Categorized | General Interest

So, Why Weren’t They Fired?

   I remain astonished–perhaps I shouldn’t be–about the extent to which the people who destroyed the financial system still have jobs. It is truly a comment on the emptiness of the rhetoric of the "free market" ideologues and the business world, who demand accountability, efficiency and profitability–except when it comes to their own actions. After all, if you are responsible for the obliteration of trillions of dollars of wealth (not to mention the robbing of workers over decades), why should you still have a job.

   I was reminded of this bizarreness this morning in the wake of the newest installment of on the Wall Street soap opera called, "we are so greedy that we are clueless". The bonuses are cascading again:

Thousands of top traders and bankers on Wall Street were awarded huge bonuses and pay packages last year, even as their employers were battered by the financial crisis

Nine of the financial firms that were among the largest recipients of federal bailout money paid about 5,000 of their traders and bankers bonuses of more than $1 million apiece for 2008, according to a report released Thursday by Andrew M. Cuomo, the New York attorney general.

At Goldman Sachs, for example, bonuses of more than $1 million went to 953 traders and bankers, and Morgan Stanley awarded seven-figure bonuses to 428 employees. Even at weaker banks like Citigroup and Bank of America, million-dollar awards were distributed to hundreds of workers.

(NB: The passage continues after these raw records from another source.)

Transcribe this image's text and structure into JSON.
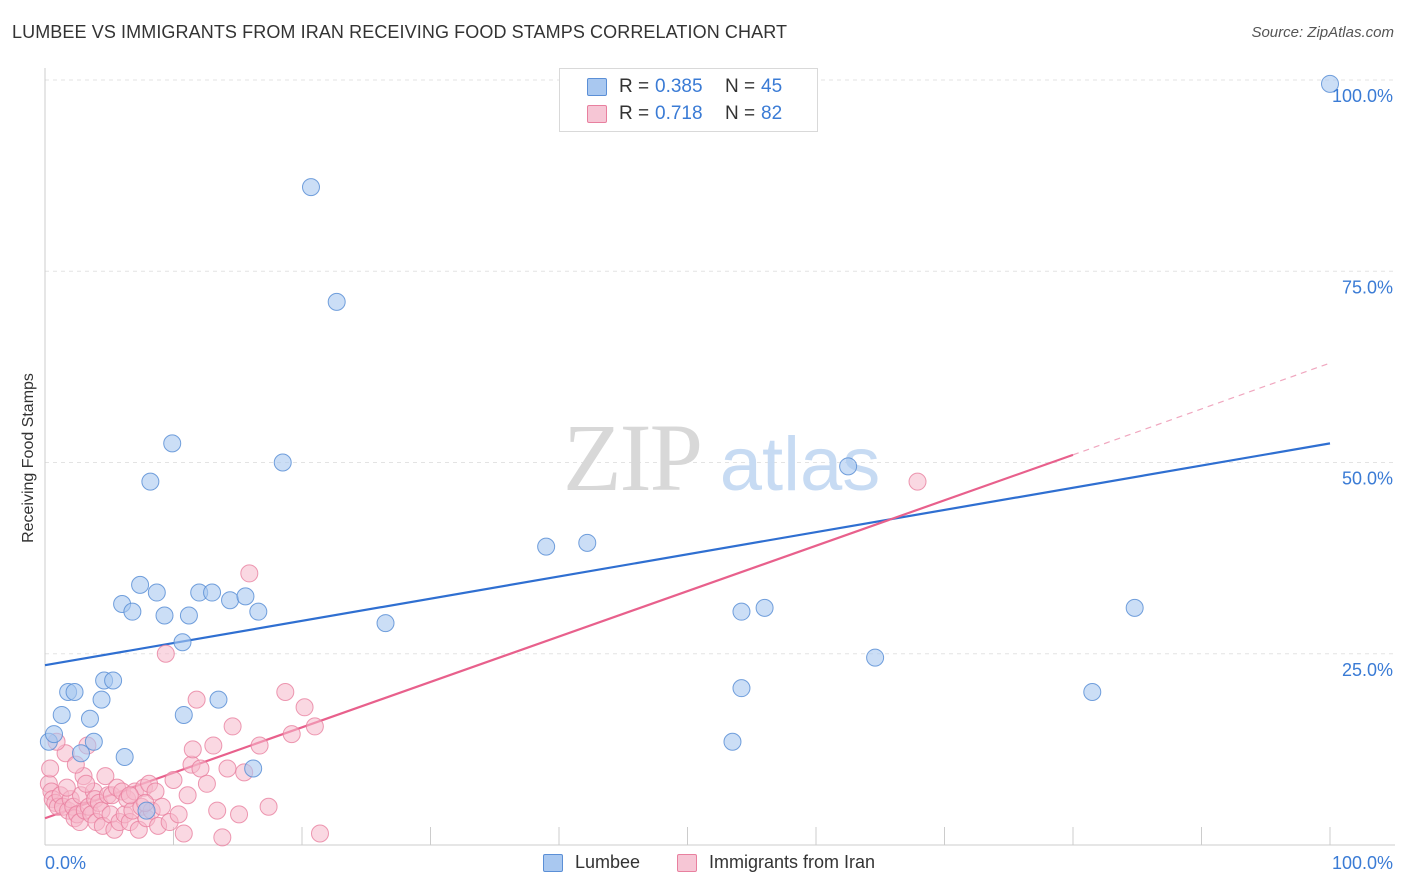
{
  "header": {
    "title": "LUMBEE VS IMMIGRANTS FROM IRAN RECEIVING FOOD STAMPS CORRELATION CHART",
    "source": "Source: ZipAtlas.com"
  },
  "watermark": {
    "zip": "ZIP",
    "atlas": "atlas"
  },
  "legend_top": [
    {
      "r_label": "R =",
      "r_value": "0.385",
      "n_label": "N =",
      "n_value": "45"
    },
    {
      "r_label": "R =",
      "r_value": "0.718",
      "n_label": "N =",
      "n_value": "82"
    }
  ],
  "legend_bottom": [
    "Lumbee",
    "Immigrants from Iran"
  ],
  "colors": {
    "lumbee_fill": "#a9c8f0",
    "lumbee_stroke": "#5b8fd6",
    "lumbee_line": "#2f6fd1",
    "iran_fill": "#f6b8cb",
    "iran_stroke": "#e8809f",
    "iran_line": "#e8608c",
    "grid": "#e3e3e3",
    "tick_text": "#3a7bd5"
  },
  "chart_data": {
    "type": "scatter",
    "title": "LUMBEE VS IMMIGRANTS FROM IRAN RECEIVING FOOD STAMPS CORRELATION CHART",
    "xlabel": "",
    "ylabel": "Receiving Food Stamps",
    "xlim": [
      0,
      100
    ],
    "ylim": [
      0,
      100
    ],
    "x_tick_labels": [
      "0.0%",
      "100.0%"
    ],
    "y_tick_labels": [
      "25.0%",
      "50.0%",
      "75.0%",
      "100.0%"
    ],
    "y_ticks": [
      25,
      50,
      75,
      100
    ],
    "grid": true,
    "legend_placement": "top-center",
    "series": [
      {
        "name": "Lumbee",
        "trend": {
          "x0": 0,
          "y0": 23.5,
          "x1": 100,
          "y1": 52.5,
          "dashed_from": null
        },
        "points": [
          [
            0.3,
            13.5
          ],
          [
            0.7,
            14.5
          ],
          [
            1.3,
            17
          ],
          [
            1.8,
            20
          ],
          [
            2.3,
            20
          ],
          [
            2.8,
            12
          ],
          [
            3.5,
            16.5
          ],
          [
            3.8,
            13.5
          ],
          [
            4.4,
            19
          ],
          [
            4.6,
            21.5
          ],
          [
            5.3,
            21.5
          ],
          [
            6.2,
            11.5
          ],
          [
            6.0,
            31.5
          ],
          [
            6.8,
            30.5
          ],
          [
            7.4,
            34
          ],
          [
            8.2,
            47.5
          ],
          [
            8.7,
            33
          ],
          [
            9.3,
            30
          ],
          [
            9.9,
            52.5
          ],
          [
            10.7,
            26.5
          ],
          [
            10.8,
            17
          ],
          [
            11.2,
            30
          ],
          [
            12.0,
            33
          ],
          [
            13.0,
            33
          ],
          [
            13.5,
            19
          ],
          [
            14.4,
            32
          ],
          [
            15.6,
            32.5
          ],
          [
            16.2,
            10
          ],
          [
            16.6,
            30.5
          ],
          [
            18.5,
            50
          ],
          [
            20.7,
            86
          ],
          [
            22.7,
            71
          ],
          [
            26.5,
            29
          ],
          [
            39,
            39
          ],
          [
            42.2,
            39.5
          ],
          [
            53.5,
            13.5
          ],
          [
            54.2,
            20.5
          ],
          [
            54.2,
            30.5
          ],
          [
            56,
            31
          ],
          [
            62.5,
            49.5
          ],
          [
            64.6,
            24.5
          ],
          [
            81.5,
            20
          ],
          [
            84.8,
            31
          ],
          [
            100,
            99.5
          ],
          [
            7.9,
            4.5
          ]
        ]
      },
      {
        "name": "Immigrants from Iran",
        "trend": {
          "x0": 0,
          "y0": 3.5,
          "x1": 80,
          "y1": 51,
          "dashed_from": 80,
          "dash_x1": 100,
          "dash_y1": 63
        },
        "points": [
          [
            0.3,
            8
          ],
          [
            0.4,
            10
          ],
          [
            0.5,
            7
          ],
          [
            0.6,
            6
          ],
          [
            0.8,
            5.5
          ],
          [
            1,
            5
          ],
          [
            1.2,
            6.5
          ],
          [
            1.4,
            5
          ],
          [
            1.6,
            12
          ],
          [
            1.8,
            4.5
          ],
          [
            2,
            6
          ],
          [
            2.2,
            5
          ],
          [
            2.3,
            3.5
          ],
          [
            2.5,
            4
          ],
          [
            2.7,
            3
          ],
          [
            2.8,
            6.5
          ],
          [
            3,
            9
          ],
          [
            3.1,
            4.5
          ],
          [
            3.3,
            13
          ],
          [
            3.4,
            5
          ],
          [
            3.6,
            4
          ],
          [
            3.8,
            7
          ],
          [
            3.9,
            6
          ],
          [
            4,
            3
          ],
          [
            4.2,
            5.5
          ],
          [
            4.4,
            4.5
          ],
          [
            4.5,
            2.5
          ],
          [
            4.7,
            9
          ],
          [
            4.9,
            6.5
          ],
          [
            5.1,
            4
          ],
          [
            5.2,
            6.5
          ],
          [
            5.4,
            2
          ],
          [
            5.6,
            7.5
          ],
          [
            5.8,
            3
          ],
          [
            6,
            7
          ],
          [
            6.2,
            4
          ],
          [
            6.4,
            6
          ],
          [
            6.6,
            3
          ],
          [
            6.8,
            4.5
          ],
          [
            7,
            7
          ],
          [
            7.3,
            2
          ],
          [
            7.5,
            5
          ],
          [
            7.7,
            7.5
          ],
          [
            7.9,
            3.5
          ],
          [
            8.1,
            8
          ],
          [
            8.3,
            4.5
          ],
          [
            8.6,
            7
          ],
          [
            8.8,
            2.5
          ],
          [
            9.1,
            5
          ],
          [
            9.4,
            25
          ],
          [
            9.7,
            3
          ],
          [
            10,
            8.5
          ],
          [
            10.4,
            4
          ],
          [
            10.8,
            1.5
          ],
          [
            11.1,
            6.5
          ],
          [
            11.4,
            10.5
          ],
          [
            11.8,
            19
          ],
          [
            12.1,
            10
          ],
          [
            12.6,
            8
          ],
          [
            13.1,
            13
          ],
          [
            13.4,
            4.5
          ],
          [
            13.8,
            1
          ],
          [
            14.2,
            10
          ],
          [
            14.6,
            15.5
          ],
          [
            15.1,
            4
          ],
          [
            15.5,
            9.5
          ],
          [
            15.9,
            35.5
          ],
          [
            16.7,
            13
          ],
          [
            17.4,
            5
          ],
          [
            18.7,
            20
          ],
          [
            19.2,
            14.5
          ],
          [
            20.2,
            18
          ],
          [
            21,
            15.5
          ],
          [
            21.4,
            1.5
          ],
          [
            67.9,
            47.5
          ],
          [
            0.9,
            13.5
          ],
          [
            1.7,
            7.5
          ],
          [
            2.4,
            10.5
          ],
          [
            3.2,
            8
          ],
          [
            6.6,
            6.5
          ],
          [
            7.8,
            5.5
          ],
          [
            11.5,
            12.5
          ]
        ]
      }
    ]
  }
}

   Well, this didn’t surprise me really. But, what really is astonishing in this column by Floyd Norris, in which he says that bonuses really were not the problem:

It is galling to see executives making tens of millions of dollars for running companies that have to be bailed out by taxpayers, but there is little evidence that big pay — or the incentives connected to it — caused the financial train wreck that sent the world into recession.

To the contrary, there is plenty of evidence that no one who counted — traders, chief executives or regulators — understood the risks that were being taken. [emphasis added]

   This strikes me as the equivalent of an economic Nuremberg argument–we didn’t know.

   Which brings me back to my original question: how is it possible for any of these people to still have jobs and, worse, how do increasing numbers of people from companies like Goldman Sachs find themselves with jobs in the Administration?